First, I tried my favorite PowerShell. I stumbled upon a comment made by Rob Campbell here and quickly created this script in PowerShell ISE (love it!):
$filepath = "input.csv"
$newfilepath = "input_fixed.csv"
filter num2x { $_ -replace "aaa","bbb" }
measure-command {
Get-Content -ReadCount 1000 $filepath | num2x | add-content $newfilepath
}
It took 19 minutes on my laptop to run which was not too bad. Rob mentioned that using a filter and reading a file in batches (using ReadCount) would provide very good performance. I could use .NET Streamreader library to read lines one by one but I think a lot of people agreed that ReadCount works better since it is doing reads/writes in batches.

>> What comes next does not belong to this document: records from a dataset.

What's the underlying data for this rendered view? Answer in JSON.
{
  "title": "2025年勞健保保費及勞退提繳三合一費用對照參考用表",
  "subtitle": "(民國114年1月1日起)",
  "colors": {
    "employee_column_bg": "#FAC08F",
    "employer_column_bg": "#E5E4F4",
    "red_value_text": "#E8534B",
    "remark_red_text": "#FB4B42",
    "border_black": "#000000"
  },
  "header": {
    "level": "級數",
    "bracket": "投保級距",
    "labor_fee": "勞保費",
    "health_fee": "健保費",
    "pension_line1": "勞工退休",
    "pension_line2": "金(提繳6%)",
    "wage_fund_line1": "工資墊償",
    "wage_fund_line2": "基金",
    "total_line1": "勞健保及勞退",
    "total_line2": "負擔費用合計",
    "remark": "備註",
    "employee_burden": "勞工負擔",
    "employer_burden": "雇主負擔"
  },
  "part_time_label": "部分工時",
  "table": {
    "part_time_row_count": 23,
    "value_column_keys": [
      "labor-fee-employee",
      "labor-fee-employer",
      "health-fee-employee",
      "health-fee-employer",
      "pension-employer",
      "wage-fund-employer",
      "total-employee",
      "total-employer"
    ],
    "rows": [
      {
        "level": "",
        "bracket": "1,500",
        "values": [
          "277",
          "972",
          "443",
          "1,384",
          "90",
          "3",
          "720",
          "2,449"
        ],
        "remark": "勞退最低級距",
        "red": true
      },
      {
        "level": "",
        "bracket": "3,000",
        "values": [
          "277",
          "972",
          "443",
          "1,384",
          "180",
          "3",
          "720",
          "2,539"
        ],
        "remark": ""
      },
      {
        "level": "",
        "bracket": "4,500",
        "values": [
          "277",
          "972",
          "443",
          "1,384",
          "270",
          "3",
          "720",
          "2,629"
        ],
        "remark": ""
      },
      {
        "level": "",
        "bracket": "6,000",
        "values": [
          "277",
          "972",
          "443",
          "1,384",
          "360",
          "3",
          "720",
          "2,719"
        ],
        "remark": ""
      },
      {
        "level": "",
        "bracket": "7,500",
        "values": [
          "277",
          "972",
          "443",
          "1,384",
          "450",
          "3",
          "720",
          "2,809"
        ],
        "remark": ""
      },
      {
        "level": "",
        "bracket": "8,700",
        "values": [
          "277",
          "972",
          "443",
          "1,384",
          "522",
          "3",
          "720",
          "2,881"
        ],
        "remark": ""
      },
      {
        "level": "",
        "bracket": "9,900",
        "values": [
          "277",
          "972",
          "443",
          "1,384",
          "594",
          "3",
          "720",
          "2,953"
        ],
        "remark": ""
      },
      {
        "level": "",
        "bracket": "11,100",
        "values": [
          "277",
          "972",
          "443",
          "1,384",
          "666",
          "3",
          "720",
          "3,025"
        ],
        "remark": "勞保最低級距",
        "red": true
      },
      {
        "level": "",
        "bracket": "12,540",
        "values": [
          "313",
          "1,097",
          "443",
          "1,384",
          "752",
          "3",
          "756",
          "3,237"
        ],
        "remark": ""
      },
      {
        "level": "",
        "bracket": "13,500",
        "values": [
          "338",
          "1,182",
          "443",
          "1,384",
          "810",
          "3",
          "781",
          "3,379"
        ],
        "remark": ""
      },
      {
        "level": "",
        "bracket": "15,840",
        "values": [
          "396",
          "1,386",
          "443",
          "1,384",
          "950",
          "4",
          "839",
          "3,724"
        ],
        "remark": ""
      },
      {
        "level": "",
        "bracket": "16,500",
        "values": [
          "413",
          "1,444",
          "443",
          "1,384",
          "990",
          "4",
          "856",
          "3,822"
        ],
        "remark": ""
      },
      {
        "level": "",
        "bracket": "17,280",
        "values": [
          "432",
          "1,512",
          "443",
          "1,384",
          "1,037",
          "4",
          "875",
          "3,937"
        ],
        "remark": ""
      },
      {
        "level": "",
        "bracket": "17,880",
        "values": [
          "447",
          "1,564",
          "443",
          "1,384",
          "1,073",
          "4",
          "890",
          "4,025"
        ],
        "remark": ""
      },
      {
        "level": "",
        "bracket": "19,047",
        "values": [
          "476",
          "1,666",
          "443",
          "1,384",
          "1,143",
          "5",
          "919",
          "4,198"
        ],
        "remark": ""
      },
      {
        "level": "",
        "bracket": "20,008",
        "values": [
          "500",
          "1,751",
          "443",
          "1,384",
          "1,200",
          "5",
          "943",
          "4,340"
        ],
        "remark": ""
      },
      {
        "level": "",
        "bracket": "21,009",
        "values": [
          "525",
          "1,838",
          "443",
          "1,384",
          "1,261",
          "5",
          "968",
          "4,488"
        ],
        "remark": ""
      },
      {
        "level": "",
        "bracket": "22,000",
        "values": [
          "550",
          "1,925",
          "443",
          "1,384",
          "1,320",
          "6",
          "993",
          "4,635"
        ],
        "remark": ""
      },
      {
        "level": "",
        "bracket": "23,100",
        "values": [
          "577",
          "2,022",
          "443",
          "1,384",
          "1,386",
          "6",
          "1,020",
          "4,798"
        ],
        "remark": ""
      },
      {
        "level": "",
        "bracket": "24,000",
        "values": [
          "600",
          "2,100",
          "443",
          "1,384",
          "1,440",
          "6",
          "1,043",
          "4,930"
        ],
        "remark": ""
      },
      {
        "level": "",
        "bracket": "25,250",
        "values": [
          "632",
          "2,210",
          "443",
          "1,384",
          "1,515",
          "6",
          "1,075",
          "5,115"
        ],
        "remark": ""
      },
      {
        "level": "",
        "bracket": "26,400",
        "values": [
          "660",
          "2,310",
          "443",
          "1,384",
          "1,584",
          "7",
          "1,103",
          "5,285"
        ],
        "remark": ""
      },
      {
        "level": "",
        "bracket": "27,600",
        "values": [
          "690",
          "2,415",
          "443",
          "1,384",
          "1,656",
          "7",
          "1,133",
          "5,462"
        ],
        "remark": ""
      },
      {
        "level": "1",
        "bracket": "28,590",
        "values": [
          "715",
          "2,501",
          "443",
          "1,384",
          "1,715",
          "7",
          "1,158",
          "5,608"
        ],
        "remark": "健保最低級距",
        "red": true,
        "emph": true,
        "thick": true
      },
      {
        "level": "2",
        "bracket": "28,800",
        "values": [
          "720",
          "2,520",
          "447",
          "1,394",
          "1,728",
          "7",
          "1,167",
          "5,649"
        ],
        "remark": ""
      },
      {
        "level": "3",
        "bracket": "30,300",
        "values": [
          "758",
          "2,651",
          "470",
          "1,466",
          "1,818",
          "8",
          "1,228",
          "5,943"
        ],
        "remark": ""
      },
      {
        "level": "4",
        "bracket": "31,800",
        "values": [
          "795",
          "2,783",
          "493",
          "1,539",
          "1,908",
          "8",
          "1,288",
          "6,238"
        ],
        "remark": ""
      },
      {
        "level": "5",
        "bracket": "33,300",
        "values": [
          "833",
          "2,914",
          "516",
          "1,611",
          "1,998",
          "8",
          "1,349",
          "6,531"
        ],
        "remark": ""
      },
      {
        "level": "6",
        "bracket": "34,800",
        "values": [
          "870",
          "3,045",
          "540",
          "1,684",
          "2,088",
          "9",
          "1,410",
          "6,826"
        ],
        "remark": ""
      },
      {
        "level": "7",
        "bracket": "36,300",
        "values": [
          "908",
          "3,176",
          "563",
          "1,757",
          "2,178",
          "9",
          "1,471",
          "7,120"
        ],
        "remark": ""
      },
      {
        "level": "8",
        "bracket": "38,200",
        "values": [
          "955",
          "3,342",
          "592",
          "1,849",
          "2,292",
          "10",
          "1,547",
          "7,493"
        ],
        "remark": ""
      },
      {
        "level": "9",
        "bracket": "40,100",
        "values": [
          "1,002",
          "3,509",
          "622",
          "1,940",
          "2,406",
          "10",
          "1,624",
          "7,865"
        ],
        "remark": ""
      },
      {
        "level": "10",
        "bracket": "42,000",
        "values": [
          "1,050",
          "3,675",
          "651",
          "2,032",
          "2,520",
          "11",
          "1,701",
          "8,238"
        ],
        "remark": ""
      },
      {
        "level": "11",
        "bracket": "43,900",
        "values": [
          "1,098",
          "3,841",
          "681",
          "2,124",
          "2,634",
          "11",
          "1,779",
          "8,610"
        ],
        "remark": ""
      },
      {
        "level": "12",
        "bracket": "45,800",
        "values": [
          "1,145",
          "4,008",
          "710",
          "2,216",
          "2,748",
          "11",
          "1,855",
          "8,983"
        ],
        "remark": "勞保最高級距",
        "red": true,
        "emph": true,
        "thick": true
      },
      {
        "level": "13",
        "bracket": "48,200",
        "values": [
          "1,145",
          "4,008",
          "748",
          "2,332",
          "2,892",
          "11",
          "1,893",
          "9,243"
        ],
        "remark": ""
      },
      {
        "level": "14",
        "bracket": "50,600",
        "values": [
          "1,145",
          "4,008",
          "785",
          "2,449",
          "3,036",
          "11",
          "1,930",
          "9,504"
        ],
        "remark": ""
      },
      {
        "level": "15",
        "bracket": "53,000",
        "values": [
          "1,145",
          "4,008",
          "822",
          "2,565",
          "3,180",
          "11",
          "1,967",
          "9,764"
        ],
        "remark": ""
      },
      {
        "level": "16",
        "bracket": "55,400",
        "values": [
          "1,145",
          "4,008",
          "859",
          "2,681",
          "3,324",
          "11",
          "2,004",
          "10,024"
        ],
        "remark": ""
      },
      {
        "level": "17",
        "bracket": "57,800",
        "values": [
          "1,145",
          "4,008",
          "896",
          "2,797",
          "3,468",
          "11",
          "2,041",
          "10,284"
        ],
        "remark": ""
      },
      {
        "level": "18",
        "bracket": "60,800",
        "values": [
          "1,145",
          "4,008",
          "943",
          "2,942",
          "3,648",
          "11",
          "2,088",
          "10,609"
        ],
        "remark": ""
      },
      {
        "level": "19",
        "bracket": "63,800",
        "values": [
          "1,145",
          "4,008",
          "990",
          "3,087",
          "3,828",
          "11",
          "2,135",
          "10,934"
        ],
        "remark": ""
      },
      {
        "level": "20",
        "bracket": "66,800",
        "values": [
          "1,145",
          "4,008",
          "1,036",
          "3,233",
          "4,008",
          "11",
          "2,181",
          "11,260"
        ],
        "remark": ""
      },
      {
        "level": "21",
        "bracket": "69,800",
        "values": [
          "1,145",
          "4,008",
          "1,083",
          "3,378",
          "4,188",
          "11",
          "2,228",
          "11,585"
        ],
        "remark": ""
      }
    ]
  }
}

Then I stumbled upon a free little command tool called FART - Find And Replace Text. Now leaving name of the tool aside, I was a bit skeptical about it but gave it a try. Well, it did the same thing in just 3 minutes! Quite a difference! All I had to do is to download it and use this command which would replace all the occurrences of aaa with bbb:
fart.exe -c input.csv "aaa" "bbb"
Then I processed another big file - 21Gb this time. It took FART 21 minutes - still not bad!
Certainly a great little tool to add to your toolbox!
P.S. I have also tried a trial version of EmEditor, authors of which claim that it can work with very large 200Gb+ files. EmEditor opened my file just fine but when I tried to do Find and Replace, it froze my laptop for 40 minutes and I had to kill the process.